Busch Florian, Rajendran Chitra, Mayans Olga, Löffler Patrick, Merkl Rainer, Sterner Reinhard
Institute of Biophysics and Physical Biochemistry, University of Regensburg , Universitätsstrasse 31, D-93053 Regensburg, Germany.
Biochemistry. 2014 Sep 30;53(38):6078-83. doi: 10.1021/bi500977y. Epub 2014 Sep 17.

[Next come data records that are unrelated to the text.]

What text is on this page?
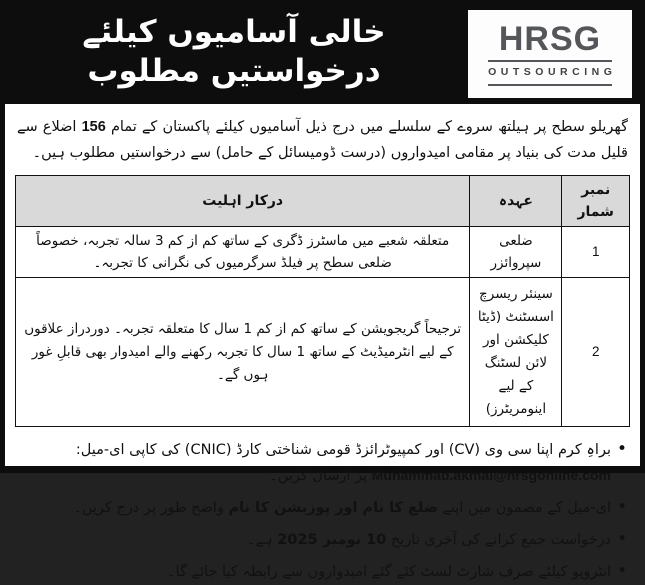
خالی آسامیوں کیلئے درخواستیں مطلوب
HRSG
OUTSOURCING

گھریلو سطح پر ہیلتھ سروے کے سلسلے میں درج ذیل آسامیوں کیلئے پاکستان کے تمام 156 اضلاع سے قلیل مدت کی بنیاد پر مقامی امیدواروں (درست ڈومیسائل کے حامل) سے درخواستیں مطلوب ہیں۔

نمبر شمار	عہدہ	درکار اہلیت
1	ضلعی سپروائزر	متعلقہ شعبے میں ماسٹرز ڈگری کے ساتھ کم از کم 3 سالہ تجربہ، خصوصاً ضلعی سطح پر فیلڈ سرگرمیوں کی نگرانی کا تجربہ۔
2	سینئر ریسرچ اسسٹنٹ (ڈیٹا کلیکشن اور لائن لسٹنگ کے لیے اینومریٹرز)	ترجیحاً گریجویشن کے ساتھ کم از کم 1 سال کا متعلقہ تجربہ۔ دوردراز علاقوں کے لیے انٹرمیڈیٹ کے ساتھ 1 سال کا تجربہ رکھنے والے امیدوار بھی قابلِ غور ہوں گے۔
• براہِ کرم اپنا سی وی (CV) اور کمپیوٹرائزڈ قومی شناختی کارڈ (CNIC) کی کاپی ای-میل: Muhammad.akmal@hrsgonline.com پر ارسال کریں۔
• ای-میل کے مضمون میں اپنے ضلع کا نام اور پوزیشن کا نام واضح طور پر درج کریں۔
• درخواست جمع کرانے کی آخری تاریخ 10 نومبر 2025 ہے۔
• انٹرویو کیلئے صرف شارٹ لسٹ کئے گئے امیدواروں سے رابطہ کیا جائے گا۔
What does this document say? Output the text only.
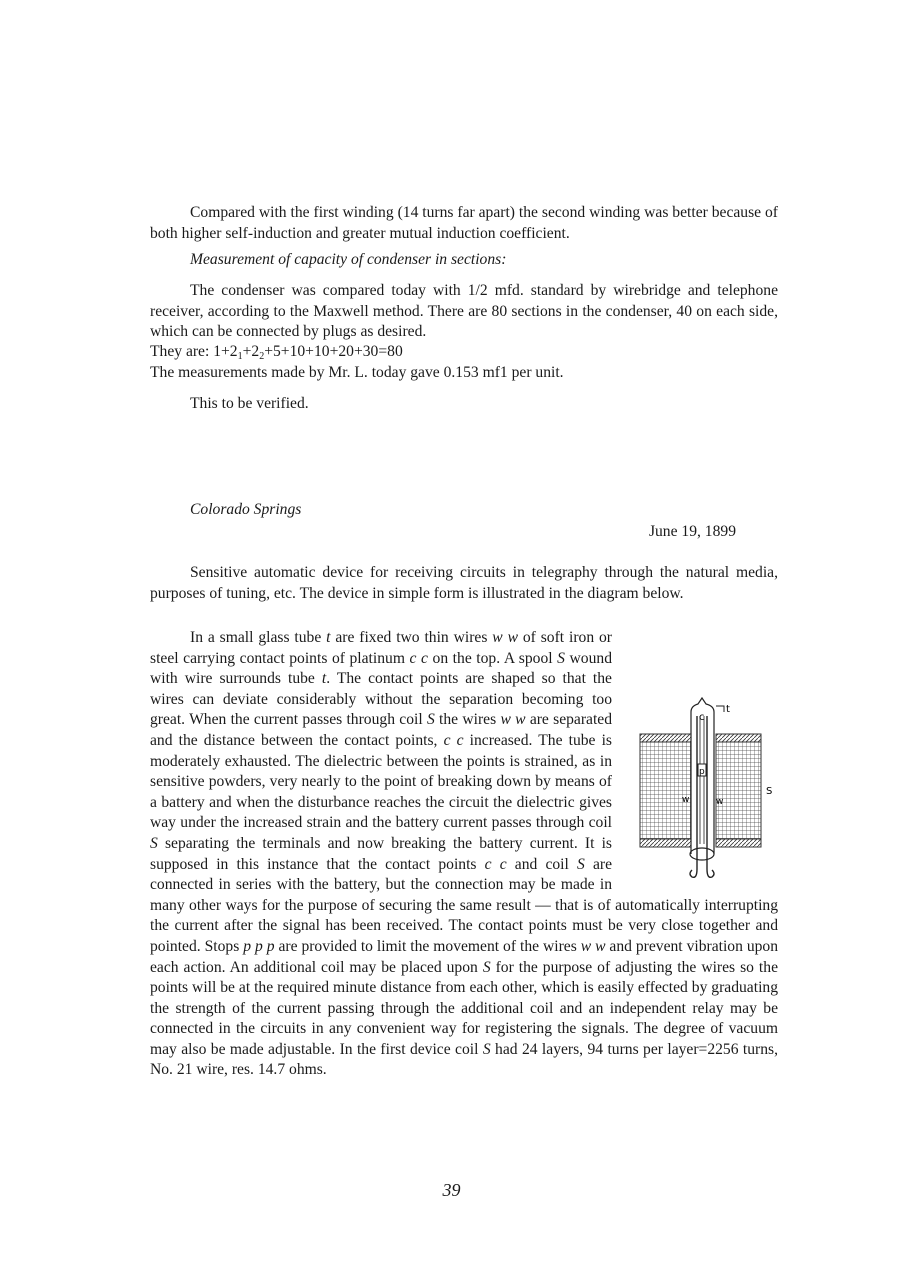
Compared with the first winding (14 turns far apart) the second winding was better because of both higher self-induction and greater mutual induction coefficient.

Measurement of capacity of condenser in sections:

The condenser was compared today with 1/2 mfd. standard by wirebridge and telephone receiver, according to the Maxwell method. There are 80 sections in the condenser, 40 on each side, which can be connected by plugs as desired.

They are: $1+2_1+2_2+5+10+10+20+30=80$

The measurements made by Mr. L. today gave 0.153 mf1 per unit.

This to be verified.

Colorado Springs

June 19, 1899

Sensitive automatic device for receiving circuits in telegraphy through the natural media, purposes of tuning, etc. The device in simple form is illustrated in the diagram below.

In a small glass tube t are fixed two thin wires w w of soft iron or steel carrying contact points of platinum c c on the top. A spool S wound with wire surrounds tube t. The contact points are shaped so that the wires can deviate considerably without the separation becoming too great. When the current passes through coil S the wires w w are separated and the distance between the contact points, c c increased. The tube is moderately exhausted. The dielectric between the points is strained, as in sensitive powders, very nearly to the point of breaking down by means of a battery and when the disturbance reaches the circuit the dielectric gives way under the increased strain and the battery current passes through coil S separating the terminals and now breaking the battery current. It is supposed in this instance that the contact points c c and coil S are connected in series with the battery, but the connection may be made in many other ways for the purpose of securing the same result — that is of automatically interrupting the current after the signal has been received. The contact points must be very close together and pointed. Stops p p p are provided to limit the movement of the wires w w and prevent vibration upon each action. An additional coil may be placed upon S for the purpose of adjusting the wires so the points will be at the required minute distance from each other, which is easily effected by graduating the strength of the current passing through the additional coil and an independent relay may be connected in the circuits in any convenient way for registering the signals. The degree of vacuum may also be made adjustable. In the first device coil S had 24 layers, 94 turns per layer=2256 turns, No. 21 wire, res. 14.7 ohms.

c
t
p
w	w
S
39
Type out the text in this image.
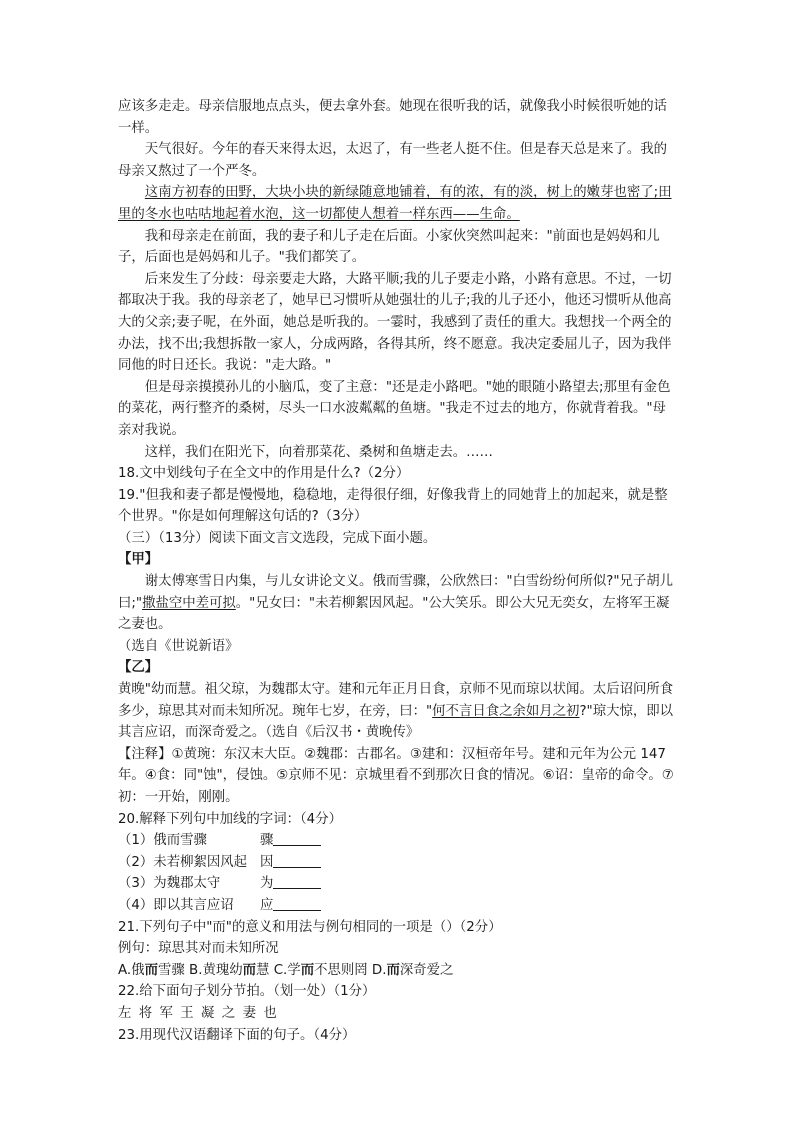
应该多走走。母亲信服地点点头，便去拿外套。她现在很听我的话，就像我小时候很听她的话一样。

天气很好。今年的春天来得太迟，太迟了，有一些老人挺不住。但是春天总是来了。我的母亲又熬过了一个严冬。

这南方初春的田野，大块小块的新绿随意地铺着，有的浓，有的淡，树上的嫩芽也密了;田里的冬水也咕咕地起着水泡，这一切都使人想着一样东西——生命。

我和母亲走在前面，我的妻子和儿子走在后面。小家伙突然叫起来："前面也是妈妈和儿子，后面也是妈妈和儿子。"我们都笑了。

后来发生了分歧：母亲要走大路，大路平顺;我的儿子要走小路，小路有意思。不过，一切都取决于我。我的母亲老了，她早已习惯听从她强壮的儿子;我的儿子还小，他还习惯听从他高大的父亲;妻子呢，在外面，她总是听我的。一霎时，我感到了责任的重大。我想找一个两全的办法，找不出;我想拆散一家人，分成两路，各得其所，终不愿意。我决定委屈儿子，因为我伴同他的时日还长。我说："走大路。"

但是母亲摸摸孙儿的小脑瓜，变了主意："还是走小路吧。"她的眼随小路望去;那里有金色的菜花，两行整齐的桑树，尽头一口水波粼粼的鱼塘。"我走不过去的地方，你就背着我。"母亲对我说。

这样，我们在阳光下，向着那菜花、桑树和鱼塘走去。……

18.文中划线句子在全文中的作用是什么?（2分）

19."但我和妻子都是慢慢地，稳稳地，走得很仔细，好像我背上的同她背上的加起来，就是整个世界。"你是如何理解这句话的?（3分）

（三）（13分）阅读下面文言文选段，完成下面小题。

【甲】

谢太傅寒雪日内集，与儿女讲论文义。俄而雪骤，公欣然曰："白雪纷纷何所似?"兄子胡儿曰;"撒盐空中差可拟。"兄女曰："未若柳絮因风起。"公大笑乐。即公大兄无奕女，左将军王凝之妻也。

（选自《世说新语》

【乙】

黄晚"幼而慧。祖父琼，为魏郡太守。建和元年正月日食，京师不见而琼以状闻。太后诏问所食多少，琼思其对而未知所况。琬年七岁，在旁，曰："何不言日食之余如月之初?"琼大惊，即以其言应诏，而深奇爱之。（选自《后汉书・黄晚传》

【注释】①黄琬：东汉末大臣。②魏郡：古郡名。③建和：汉桓帝年号。建和元年为公元 147 年。④食：同"蚀"，侵蚀。⑤京师不见：京城里看不到那次日食的情况。⑥诏：皇帝的命令。⑦初：一开始，刚刚。

20.解释下列句中加线的字词：（4分）

（1）俄而雪骤	骤

（2）未若柳絮因风起 因

（3）为魏郡太守	为

（4）即以其言应诏 应

21.下列句子中"而"的意义和用法与例句相同的一项是（）（2分）

例句：琼思其对而未知所况

A.俄而雪骤 B.黄瑰幼而慧 C.学而不思则罔 D.而深奇爱之

22.给下面句子划分节拍。（划一处）（1分）

左将军王凝之妻也

23.用现代汉语翻译下面的句子。（4分）
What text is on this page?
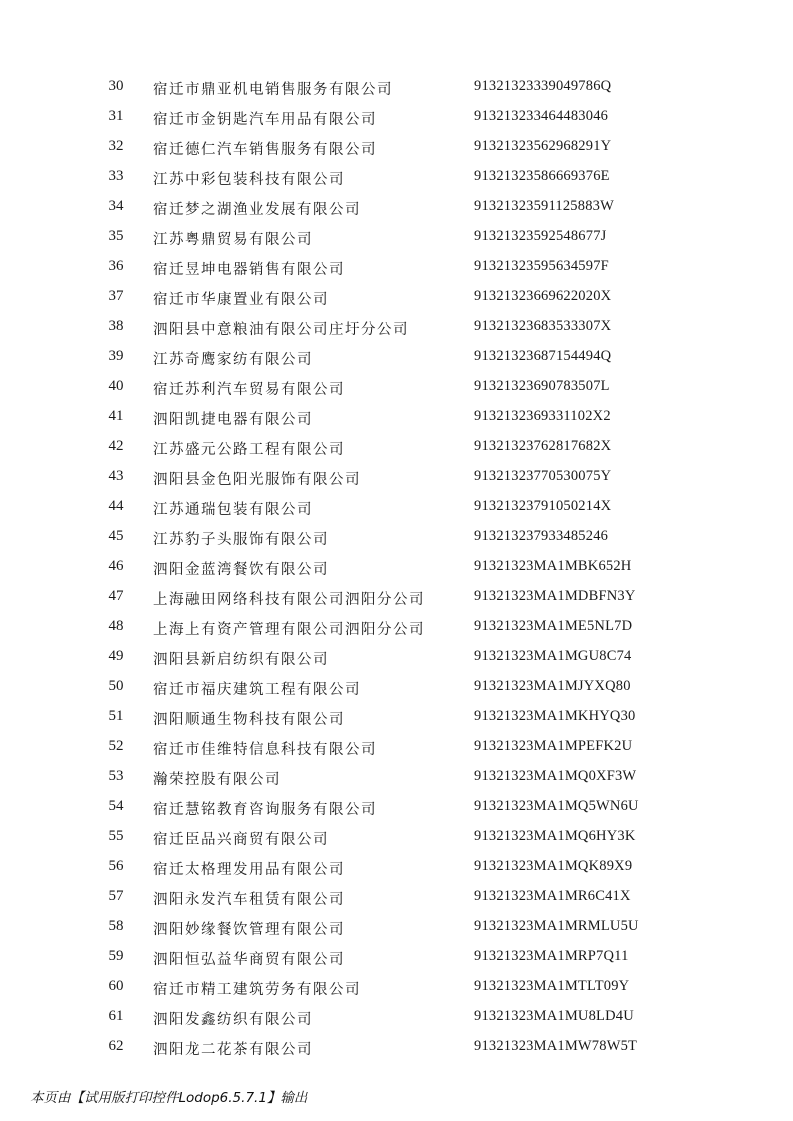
30	宿迁市鼎亚机电销售服务有限公司	91321323339049786Q
31	宿迁市金钥匙汽车用品有限公司	913213233464483046
32	宿迁德仁汽车销售服务有限公司	91321323562968291Y
33	江苏中彩包装科技有限公司	91321323586669376E
34	宿迁梦之湖渔业发展有限公司	91321323591125883W
35	江苏粤鼎贸易有限公司	91321323592548677J
36	宿迁昱坤电器销售有限公司	91321323595634597F
37	宿迁市华康置业有限公司	91321323669622020X
38	泗阳县中意粮油有限公司庄圩分公司	91321323683533307X
39	江苏奇鹰家纺有限公司	91321323687154494Q
40	宿迁苏利汽车贸易有限公司	91321323690783507L
41	泗阳凯捷电器有限公司	9132132369331102X2
42	江苏盛元公路工程有限公司	91321323762817682X
43	泗阳县金色阳光服饰有限公司	91321323770530075Y
44	江苏通瑞包装有限公司	91321323791050214X
45	江苏豹子头服饰有限公司	913213237933485246
46	泗阳金蓝湾餐饮有限公司	91321323MA1MBK652H
47	上海融田网络科技有限公司泗阳分公司	91321323MA1MDBFN3Y
48	上海上有资产管理有限公司泗阳分公司	91321323MA1ME5NL7D
49	泗阳县新启纺织有限公司	91321323MA1MGU8C74
50	宿迁市福庆建筑工程有限公司	91321323MA1MJYXQ80
51	泗阳顺通生物科技有限公司	91321323MA1MKHYQ30
52	宿迁市佳维特信息科技有限公司	91321323MA1MPEFK2U
53	瀚荣控股有限公司	91321323MA1MQ0XF3W
54	宿迁慧铭教育咨询服务有限公司	91321323MA1MQ5WN6U
55	宿迁臣品兴商贸有限公司	91321323MA1MQ6HY3K
56	宿迁太格理发用品有限公司	91321323MA1MQK89X9
57	泗阳永发汽车租赁有限公司	91321323MA1MR6C41X
58	泗阳妙缘餐饮管理有限公司	91321323MA1MRMLU5U
59	泗阳恒弘益华商贸有限公司	91321323MA1MRP7Q11
60	宿迁市精工建筑劳务有限公司	91321323MA1MTLT09Y
61	泗阳发鑫纺织有限公司	91321323MA1MU8LD4U
62	泗阳龙二花茶有限公司	91321323MA1MW78W5T
本页由【试用版打印控件Lodop6.5.7.1】输出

The rapid increase of the number of sequenced genomes asks for the functional annotation of the encoded enzymes. We used a combined computational-structural approach to determine the function of the TrpB2 subgroup of the tryptophan synthase β chain/β chain-like TrpB1-TrpB2 family (IPR023026). The results showed that TrpB2 enzymes are O-phospho-l-serine dependent tryptophan synthases, whereas TrpB1 enzymes catalyze the l-serine dependent synthesis of tryptophan. We found a single residue being responsible for the different substrate specificities of TrpB1 and TrpB2 and confirmed this finding by mutagenesis studies and crystallographic analysis of a TrpB2 enzyme with bound O-phospho-l-serine.
已测序基因组数量的迅速增加要求对编码的酶进行功能注释。我们采用了一种计算结构相结合的方法来确定色氨酸合酶β链/类β链TrpB1-TrpB2家族(IPR023026)中TrpB2亚组的功能。结果表明,TrpB2酶是O-磷酸-L-丝氨酸依赖性色氨酸合酶,而TrpB1酶催化L-丝氨酸依赖性色氨酸的合成。我们发现一个单一残基负责TrpB1和TrpB2不同的底物特异性,并通过诱变研究和结合O-磷酸-L-丝氨酸的TrpB2酶的晶体学分析证实了这一发现。